Победоносцев развернул настоящий крестовый поход против интеллигенции. Основой прогресса он провозгласил «натуральную, земляную силу инерции», живущую в «простом» человеке, т. е. силу пресловутого «здравого смысла», силу привычки, нерассуждающего уважения к «традиции», мнению «старших», «отцов», «начальников», «властей» и, конечно, «церкви». Несомненно, к этим постулатам Победоносцева восходит знаменитый чеховский образ «человека в футляре», ревностно, как святыню, чтящего всякие запреты, правила и циркуляры, боящегося самостоятельности мысли и принятия ответственных решений.

Народничество. Кризис общественного сознания, переживаемый Россией в 1880-е годы, затронул и народническую идеологию. Ослабленное расколом и повальными арестами своих членов, народническое движение переживало далеко не лучшие времена. Потерпели окончательный крах надежды народников 1870-х на особый путь экономического развития России — через крестьянскую общину, минуя стадию капитализма. Увы, реальное миросозерцание русского крестьянина оказалось далеко от вожделенной идиллии патриархального, артельного труда. Бесстрашный взгляд Глеба Ивановича Успенского, одного из самых талантливых и остро мыслящих публицистов старой народнической гвардии, показал безотрадную картину расстройства крестьянской жизни, не миновавшей влияния частнособственнической психологии. Органическая, «природная» «власть земли» (так назывался известный очерк Успенского) сменилась в крестьянском сознании властью капитала. Рубль медленно, но верно «съедал» устои, уклады, обычаи... Диалога между интеллигенцией и народом не получалось. Вчерашний крепостной видел в народнике «ряженого», чужака-горожанина и на все попытки образованного «ходока» влезть в его крестьянскую душу резко протестовал словами одного из героев так и озаглавленного очерка Успенского — «Не суйся!».

«Арест пропагандиста».

Мрачная и озлобленная фигура «пропагандиста», группа безучастных к происходящему крестьян у окна и разбросанный вокруг по полу, теперь уже никому не нужный конспиративный «мусор» — вперемешку с окурками и грязью от полицейских сапог — не поэзией, а холодом и унылой, казенной «безнадегой» веет от этого «подвига гражданского самопожертвования», который сами народники часто любили сопоставлять чуть ли не с участью распятого Христа. Достаточно повнимательнее присмотреться к картине Репина, чтобы понять: интеллигенту 1880-х годов такие параллели представлялись скорее смешными, чуть ли не кощунственными.

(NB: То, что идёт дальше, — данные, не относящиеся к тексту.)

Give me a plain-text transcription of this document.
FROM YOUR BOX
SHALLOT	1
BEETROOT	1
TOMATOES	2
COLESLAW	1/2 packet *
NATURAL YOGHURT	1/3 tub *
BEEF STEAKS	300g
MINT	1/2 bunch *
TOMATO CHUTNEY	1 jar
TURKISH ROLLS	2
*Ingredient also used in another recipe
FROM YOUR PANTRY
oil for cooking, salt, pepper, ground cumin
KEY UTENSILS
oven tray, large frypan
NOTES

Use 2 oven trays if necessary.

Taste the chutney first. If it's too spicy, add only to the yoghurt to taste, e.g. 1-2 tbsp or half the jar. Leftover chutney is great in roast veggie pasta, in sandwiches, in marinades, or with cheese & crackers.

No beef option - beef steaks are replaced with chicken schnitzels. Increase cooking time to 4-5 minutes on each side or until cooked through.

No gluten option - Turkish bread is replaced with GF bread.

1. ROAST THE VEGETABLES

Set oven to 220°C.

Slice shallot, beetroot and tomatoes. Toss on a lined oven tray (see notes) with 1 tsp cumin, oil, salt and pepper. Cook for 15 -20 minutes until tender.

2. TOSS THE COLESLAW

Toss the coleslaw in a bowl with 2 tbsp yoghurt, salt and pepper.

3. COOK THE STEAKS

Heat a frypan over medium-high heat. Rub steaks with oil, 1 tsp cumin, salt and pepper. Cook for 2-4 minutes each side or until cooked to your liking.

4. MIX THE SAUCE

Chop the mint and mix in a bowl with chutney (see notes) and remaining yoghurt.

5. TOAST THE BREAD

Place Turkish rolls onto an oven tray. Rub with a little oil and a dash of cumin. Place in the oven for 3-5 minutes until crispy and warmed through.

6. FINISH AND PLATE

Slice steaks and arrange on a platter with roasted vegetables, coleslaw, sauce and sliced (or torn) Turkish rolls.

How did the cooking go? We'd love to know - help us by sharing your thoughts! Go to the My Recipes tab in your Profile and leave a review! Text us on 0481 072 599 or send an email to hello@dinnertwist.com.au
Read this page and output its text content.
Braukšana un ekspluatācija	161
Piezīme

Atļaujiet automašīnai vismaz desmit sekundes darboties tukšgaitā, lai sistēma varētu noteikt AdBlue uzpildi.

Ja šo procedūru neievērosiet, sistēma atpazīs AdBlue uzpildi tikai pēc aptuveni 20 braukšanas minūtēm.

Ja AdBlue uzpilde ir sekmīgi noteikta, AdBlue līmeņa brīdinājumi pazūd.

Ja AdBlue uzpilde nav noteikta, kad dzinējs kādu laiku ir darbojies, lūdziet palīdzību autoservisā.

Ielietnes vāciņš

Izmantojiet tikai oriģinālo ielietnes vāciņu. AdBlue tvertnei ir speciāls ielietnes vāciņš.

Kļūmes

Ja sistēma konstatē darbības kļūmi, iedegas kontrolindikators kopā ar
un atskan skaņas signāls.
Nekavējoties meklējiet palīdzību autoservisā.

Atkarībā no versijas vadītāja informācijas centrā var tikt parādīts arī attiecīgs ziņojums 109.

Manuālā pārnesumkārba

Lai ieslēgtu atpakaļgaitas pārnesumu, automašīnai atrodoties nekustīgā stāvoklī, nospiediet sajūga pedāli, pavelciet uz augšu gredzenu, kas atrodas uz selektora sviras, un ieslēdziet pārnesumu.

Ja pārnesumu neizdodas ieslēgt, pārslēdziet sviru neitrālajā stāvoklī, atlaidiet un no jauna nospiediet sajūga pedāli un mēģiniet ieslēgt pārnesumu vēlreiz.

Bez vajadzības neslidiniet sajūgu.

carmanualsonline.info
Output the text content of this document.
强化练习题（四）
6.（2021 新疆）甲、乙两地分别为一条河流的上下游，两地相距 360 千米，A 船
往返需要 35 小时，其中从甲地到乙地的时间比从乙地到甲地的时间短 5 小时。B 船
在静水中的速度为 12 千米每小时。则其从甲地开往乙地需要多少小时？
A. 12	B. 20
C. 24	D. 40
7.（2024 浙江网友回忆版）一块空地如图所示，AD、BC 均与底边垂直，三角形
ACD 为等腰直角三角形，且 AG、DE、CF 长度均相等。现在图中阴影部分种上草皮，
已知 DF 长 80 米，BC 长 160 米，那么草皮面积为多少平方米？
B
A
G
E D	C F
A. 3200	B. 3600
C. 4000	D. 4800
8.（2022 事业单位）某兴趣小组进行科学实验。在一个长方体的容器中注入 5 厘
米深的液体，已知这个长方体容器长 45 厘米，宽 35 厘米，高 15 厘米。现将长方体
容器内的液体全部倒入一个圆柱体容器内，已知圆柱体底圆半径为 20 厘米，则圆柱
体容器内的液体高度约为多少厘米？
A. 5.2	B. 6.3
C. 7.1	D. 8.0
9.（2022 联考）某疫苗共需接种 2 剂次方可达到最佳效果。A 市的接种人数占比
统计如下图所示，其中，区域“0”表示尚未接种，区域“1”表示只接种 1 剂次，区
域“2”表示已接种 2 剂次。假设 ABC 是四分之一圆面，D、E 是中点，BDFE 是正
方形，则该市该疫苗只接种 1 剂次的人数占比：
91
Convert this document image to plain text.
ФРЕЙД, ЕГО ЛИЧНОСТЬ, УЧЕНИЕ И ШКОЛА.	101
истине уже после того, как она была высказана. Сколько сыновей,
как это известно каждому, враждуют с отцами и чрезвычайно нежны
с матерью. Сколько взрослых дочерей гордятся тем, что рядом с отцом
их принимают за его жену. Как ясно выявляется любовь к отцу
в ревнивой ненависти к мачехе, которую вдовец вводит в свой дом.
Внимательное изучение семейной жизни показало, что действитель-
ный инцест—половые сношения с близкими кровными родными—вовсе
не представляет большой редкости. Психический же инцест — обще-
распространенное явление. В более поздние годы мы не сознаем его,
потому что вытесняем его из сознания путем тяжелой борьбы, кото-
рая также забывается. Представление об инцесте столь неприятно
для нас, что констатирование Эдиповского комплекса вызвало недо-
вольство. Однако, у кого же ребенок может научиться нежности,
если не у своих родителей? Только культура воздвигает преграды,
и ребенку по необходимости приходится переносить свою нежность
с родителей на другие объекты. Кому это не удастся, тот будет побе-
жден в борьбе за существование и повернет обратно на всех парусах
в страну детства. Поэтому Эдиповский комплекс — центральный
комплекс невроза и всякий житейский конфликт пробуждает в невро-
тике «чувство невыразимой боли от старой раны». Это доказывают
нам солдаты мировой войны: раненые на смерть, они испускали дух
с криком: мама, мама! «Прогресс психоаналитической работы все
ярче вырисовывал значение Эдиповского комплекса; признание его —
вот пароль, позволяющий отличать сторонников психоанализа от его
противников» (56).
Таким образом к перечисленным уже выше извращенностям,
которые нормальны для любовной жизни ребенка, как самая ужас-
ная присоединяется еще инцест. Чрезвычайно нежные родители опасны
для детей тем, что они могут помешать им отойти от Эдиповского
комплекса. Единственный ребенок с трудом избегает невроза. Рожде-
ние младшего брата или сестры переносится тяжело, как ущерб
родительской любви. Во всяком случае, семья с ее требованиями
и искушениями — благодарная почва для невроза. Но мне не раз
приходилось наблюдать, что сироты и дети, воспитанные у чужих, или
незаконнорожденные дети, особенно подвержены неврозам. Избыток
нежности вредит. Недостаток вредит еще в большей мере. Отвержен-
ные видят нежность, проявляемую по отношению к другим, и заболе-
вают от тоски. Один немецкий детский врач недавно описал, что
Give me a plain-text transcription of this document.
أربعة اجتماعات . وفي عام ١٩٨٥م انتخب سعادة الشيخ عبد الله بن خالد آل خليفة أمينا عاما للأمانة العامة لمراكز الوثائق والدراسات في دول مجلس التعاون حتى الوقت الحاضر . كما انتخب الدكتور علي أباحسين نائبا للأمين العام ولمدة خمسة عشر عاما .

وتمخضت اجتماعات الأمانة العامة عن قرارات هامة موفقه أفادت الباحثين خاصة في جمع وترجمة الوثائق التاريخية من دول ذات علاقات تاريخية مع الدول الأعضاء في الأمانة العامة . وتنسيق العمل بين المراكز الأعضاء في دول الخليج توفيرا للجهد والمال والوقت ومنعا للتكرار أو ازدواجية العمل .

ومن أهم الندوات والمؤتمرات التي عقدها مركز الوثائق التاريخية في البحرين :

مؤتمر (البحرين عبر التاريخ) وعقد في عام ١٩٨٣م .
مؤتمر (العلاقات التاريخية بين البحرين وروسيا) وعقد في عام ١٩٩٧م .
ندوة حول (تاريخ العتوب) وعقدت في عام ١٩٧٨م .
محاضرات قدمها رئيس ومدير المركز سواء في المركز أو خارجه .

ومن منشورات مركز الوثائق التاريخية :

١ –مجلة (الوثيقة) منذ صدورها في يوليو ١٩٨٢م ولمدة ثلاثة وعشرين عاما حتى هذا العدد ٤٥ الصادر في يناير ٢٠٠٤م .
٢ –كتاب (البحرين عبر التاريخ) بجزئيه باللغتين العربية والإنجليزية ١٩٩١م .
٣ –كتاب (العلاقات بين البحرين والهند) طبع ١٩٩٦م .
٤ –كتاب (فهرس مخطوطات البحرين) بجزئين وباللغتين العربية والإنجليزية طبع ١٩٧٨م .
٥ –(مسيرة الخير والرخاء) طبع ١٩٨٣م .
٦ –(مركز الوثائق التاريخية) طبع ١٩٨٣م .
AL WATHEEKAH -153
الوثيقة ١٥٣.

Теория «малых дел». Отказавшись от наследства 1860— 1870-х годов, русское общество изжившей себя идеологии противопоставило две теории — «малых дел» и «личного самосовершенствования». Первая свое программное обоснование нашла на страницах газет «Неделя» и «Новое время», вторая — в поздней публицистике Льва Николаевича Толстого.

Апологетом теории «малых дел» выступил критик «Недели» Яков Васильевич Абрамов (отсюда другое название этой теории — «абрамовщина»). В своих статьях и книгах он призывал интеллигенцию к «тихой культурной работе» среди народа: в земствах, воскресных школах, больницах. Это была чисто либеральная программа, противопоставившая историческому эгоцентризму героев-одиночек, героев-«титанов» идеал «обыкновенного» работника на ниве народного просвещения, убежденного в том, что история идет своим мудрым, постепенным шагом и не нуждается в понуканиях и подхлестывании слишком нетерпеливых ревнителей народного блага. Не Пророк и непогрешимый Судья, а друг и помощник, разделяющий с народом все беды и радости,— таков идеал исторического деятеля в теории «малых дел». За подобной сменой ориентиров ощущалась вера «среднего» интеллигента 1880-х годов в культуру и плодотворное значение совместной, без крика и героической позы просветительской работы.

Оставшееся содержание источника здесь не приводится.